To lower the bound of n, we will use Lemma 2.5.

Let

$$\begin{aligned} \Lambda _3 :=m\log 10-((k+\ell ) n+k(k-1)/2+\ell (2k+\ell -1)/2)\log \alpha + \log (a/9c_{\alpha }^{\ell }).\end{aligned}$$

Therefore, (5.3) can be rewritten as \(|e^{\Lambda _3}-1| < 1452072\alpha ^{-3n/2}\). Furthermore, if \(n\ge 40\) then \(|\Gamma _3|<0.07\).

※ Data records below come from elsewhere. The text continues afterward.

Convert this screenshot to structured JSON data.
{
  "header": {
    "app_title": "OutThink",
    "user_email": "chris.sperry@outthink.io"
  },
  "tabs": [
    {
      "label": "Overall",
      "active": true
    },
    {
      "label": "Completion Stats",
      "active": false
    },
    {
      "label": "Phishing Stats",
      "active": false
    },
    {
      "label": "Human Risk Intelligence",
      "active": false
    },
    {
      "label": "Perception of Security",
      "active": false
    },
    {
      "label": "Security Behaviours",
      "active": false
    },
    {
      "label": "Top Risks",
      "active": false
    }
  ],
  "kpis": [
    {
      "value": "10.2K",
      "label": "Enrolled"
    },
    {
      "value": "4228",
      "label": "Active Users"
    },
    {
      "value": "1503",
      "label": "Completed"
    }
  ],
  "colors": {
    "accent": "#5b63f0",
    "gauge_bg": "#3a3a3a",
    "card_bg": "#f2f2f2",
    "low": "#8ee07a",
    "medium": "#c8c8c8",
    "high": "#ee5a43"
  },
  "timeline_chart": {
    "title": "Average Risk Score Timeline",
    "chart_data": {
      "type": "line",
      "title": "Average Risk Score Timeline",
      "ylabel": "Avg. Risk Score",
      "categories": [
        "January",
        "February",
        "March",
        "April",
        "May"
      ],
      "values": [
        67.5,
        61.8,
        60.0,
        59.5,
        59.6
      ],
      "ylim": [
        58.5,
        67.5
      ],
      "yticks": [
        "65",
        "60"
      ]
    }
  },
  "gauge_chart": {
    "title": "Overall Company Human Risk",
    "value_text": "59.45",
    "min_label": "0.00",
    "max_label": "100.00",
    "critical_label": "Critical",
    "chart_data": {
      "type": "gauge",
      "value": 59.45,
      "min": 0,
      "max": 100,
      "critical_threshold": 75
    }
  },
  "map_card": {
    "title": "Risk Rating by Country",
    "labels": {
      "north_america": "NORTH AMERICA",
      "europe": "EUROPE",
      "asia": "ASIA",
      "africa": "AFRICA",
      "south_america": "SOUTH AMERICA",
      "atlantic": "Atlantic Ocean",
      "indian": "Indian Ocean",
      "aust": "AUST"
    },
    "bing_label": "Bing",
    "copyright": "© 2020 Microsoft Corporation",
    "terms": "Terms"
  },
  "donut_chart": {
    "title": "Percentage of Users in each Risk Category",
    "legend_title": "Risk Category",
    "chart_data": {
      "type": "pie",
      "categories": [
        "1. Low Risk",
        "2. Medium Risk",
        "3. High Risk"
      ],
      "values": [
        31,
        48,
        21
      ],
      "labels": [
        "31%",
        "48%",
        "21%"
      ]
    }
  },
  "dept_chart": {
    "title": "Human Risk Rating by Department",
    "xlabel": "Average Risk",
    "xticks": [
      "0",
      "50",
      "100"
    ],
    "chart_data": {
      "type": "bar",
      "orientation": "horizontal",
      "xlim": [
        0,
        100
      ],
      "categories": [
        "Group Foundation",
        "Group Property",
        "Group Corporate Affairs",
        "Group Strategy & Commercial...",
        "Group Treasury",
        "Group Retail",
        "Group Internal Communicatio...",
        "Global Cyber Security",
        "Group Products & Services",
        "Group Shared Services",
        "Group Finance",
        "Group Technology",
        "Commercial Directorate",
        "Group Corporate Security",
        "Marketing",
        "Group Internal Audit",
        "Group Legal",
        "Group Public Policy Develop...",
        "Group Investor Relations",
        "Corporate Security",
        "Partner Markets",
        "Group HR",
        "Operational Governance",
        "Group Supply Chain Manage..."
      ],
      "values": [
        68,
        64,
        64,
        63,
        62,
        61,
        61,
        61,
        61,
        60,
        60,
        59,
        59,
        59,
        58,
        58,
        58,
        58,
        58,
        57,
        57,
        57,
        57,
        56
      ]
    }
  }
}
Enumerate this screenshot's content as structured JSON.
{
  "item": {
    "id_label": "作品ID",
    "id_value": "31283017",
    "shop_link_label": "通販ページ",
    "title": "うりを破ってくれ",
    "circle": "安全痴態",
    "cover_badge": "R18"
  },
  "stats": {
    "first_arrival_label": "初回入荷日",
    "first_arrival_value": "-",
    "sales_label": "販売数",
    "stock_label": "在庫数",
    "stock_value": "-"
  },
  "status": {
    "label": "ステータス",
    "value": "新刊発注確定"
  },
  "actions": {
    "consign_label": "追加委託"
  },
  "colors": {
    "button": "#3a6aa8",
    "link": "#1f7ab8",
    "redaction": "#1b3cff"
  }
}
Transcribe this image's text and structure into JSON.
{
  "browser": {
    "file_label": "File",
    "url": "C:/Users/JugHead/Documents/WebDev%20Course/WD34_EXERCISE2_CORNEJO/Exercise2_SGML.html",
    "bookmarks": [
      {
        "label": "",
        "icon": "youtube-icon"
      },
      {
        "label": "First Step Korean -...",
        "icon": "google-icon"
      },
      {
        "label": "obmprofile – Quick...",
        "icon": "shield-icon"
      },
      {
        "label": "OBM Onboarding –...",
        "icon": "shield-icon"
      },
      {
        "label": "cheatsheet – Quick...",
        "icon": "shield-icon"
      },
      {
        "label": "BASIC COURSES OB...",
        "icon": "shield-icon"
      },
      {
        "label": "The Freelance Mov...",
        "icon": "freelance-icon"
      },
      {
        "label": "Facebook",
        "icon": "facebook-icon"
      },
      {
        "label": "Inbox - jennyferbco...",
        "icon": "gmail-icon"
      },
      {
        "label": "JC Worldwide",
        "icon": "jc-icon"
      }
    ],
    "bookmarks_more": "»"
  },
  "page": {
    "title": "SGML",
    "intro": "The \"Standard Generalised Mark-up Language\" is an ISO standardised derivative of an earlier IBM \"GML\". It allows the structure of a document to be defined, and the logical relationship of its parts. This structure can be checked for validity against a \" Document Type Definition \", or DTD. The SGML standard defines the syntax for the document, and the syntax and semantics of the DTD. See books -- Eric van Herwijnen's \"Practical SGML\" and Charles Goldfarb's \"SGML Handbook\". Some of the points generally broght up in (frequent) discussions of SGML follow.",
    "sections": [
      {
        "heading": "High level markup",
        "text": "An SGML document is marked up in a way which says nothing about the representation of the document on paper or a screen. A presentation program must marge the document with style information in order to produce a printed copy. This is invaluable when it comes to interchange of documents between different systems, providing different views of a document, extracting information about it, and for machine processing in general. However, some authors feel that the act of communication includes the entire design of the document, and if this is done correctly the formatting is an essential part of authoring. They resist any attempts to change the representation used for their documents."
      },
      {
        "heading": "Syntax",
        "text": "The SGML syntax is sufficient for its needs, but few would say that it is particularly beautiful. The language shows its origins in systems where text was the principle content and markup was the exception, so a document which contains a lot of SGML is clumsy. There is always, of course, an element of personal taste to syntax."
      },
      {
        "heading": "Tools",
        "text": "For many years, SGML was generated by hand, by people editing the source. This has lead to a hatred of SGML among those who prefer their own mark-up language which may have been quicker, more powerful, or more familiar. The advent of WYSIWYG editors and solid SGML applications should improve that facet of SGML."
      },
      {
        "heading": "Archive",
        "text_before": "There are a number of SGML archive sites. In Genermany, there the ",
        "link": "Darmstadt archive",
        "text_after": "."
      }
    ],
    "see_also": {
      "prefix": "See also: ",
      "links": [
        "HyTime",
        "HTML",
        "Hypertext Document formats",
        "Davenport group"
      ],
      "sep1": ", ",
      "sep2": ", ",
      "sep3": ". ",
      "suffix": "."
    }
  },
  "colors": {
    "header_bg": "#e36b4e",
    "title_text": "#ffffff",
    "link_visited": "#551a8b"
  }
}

Therefore, by applying Lemma 2.6, we deduce that:

$$\begin{aligned} |\Lambda _3|<-\dfrac{\log (1-0.07)}{0.07} |\Gamma _3|< 1505399 \exp \left( -0.42 n\right) . \end{aligned}$$

Put:

$$\begin{aligned} \vartheta _1:=-\log \alpha ,\quad \vartheta _2:=\log 10,\quad \psi := \log \left( \dfrac{a}{9c_{\alpha }}\right) ,\quad c:=1505399,\quad \delta :=0.42.\end{aligned}$$

Furthermore, as \(\max \{m,(k+\ell ) n+k(k-1)/2+\ell (2k+\ell -1)/2\}<2.45\times 10^{18}\), then we take \(X_0=2.45\times 10^{18}\). We use Maple to find that:

$$\begin{aligned} q_{45}=20674124943023524548605 \end{aligned}$$

satisfies the conditions of Lemma 2.5 for all \(1\le a\le 9\), \(1\le k\le 10\) and \(1\le \ell \le 6\). Therefore, by Lemma 2.5, if Diophantine equation (1.3) has solutions, then:

$$\begin{aligned} n\le \dfrac{1}{0.42} \times \log \left( \dfrac{20674124943023524548605^2 \times 1505399}{\log 10 \times 2.45\times 10^{18}}\right) < 176. \end{aligned}$$

Now, we reduce one more time this new bound of n. In this application of Lemma 2.5, we take \(X_0=2360\) and observe that \(q_{10}=869219\) is a good candidate to verify the conditions of Lemma 2.5. Thus, we obtain:

$$\begin{aligned} n\le \dfrac{1}{0.42} \times \log \left( \dfrac{869219^2 \times 1505399}{\log 10 \times 2360}\right) <79. \end{aligned}$$

Hence, it remains to check Eq. (1.1) for \(1\le n \le 78\), \(1\le k\le 7\), \(1\le \ell \le 6\), \(2\le m \le 1216\), and \(1\le a \le 9\). For this, we use a simple routine written in Maple which (in a few minutes) does not return any solution of Diophantine equation (1.3) in these ranges. This completes the proof of Theorem 1.3.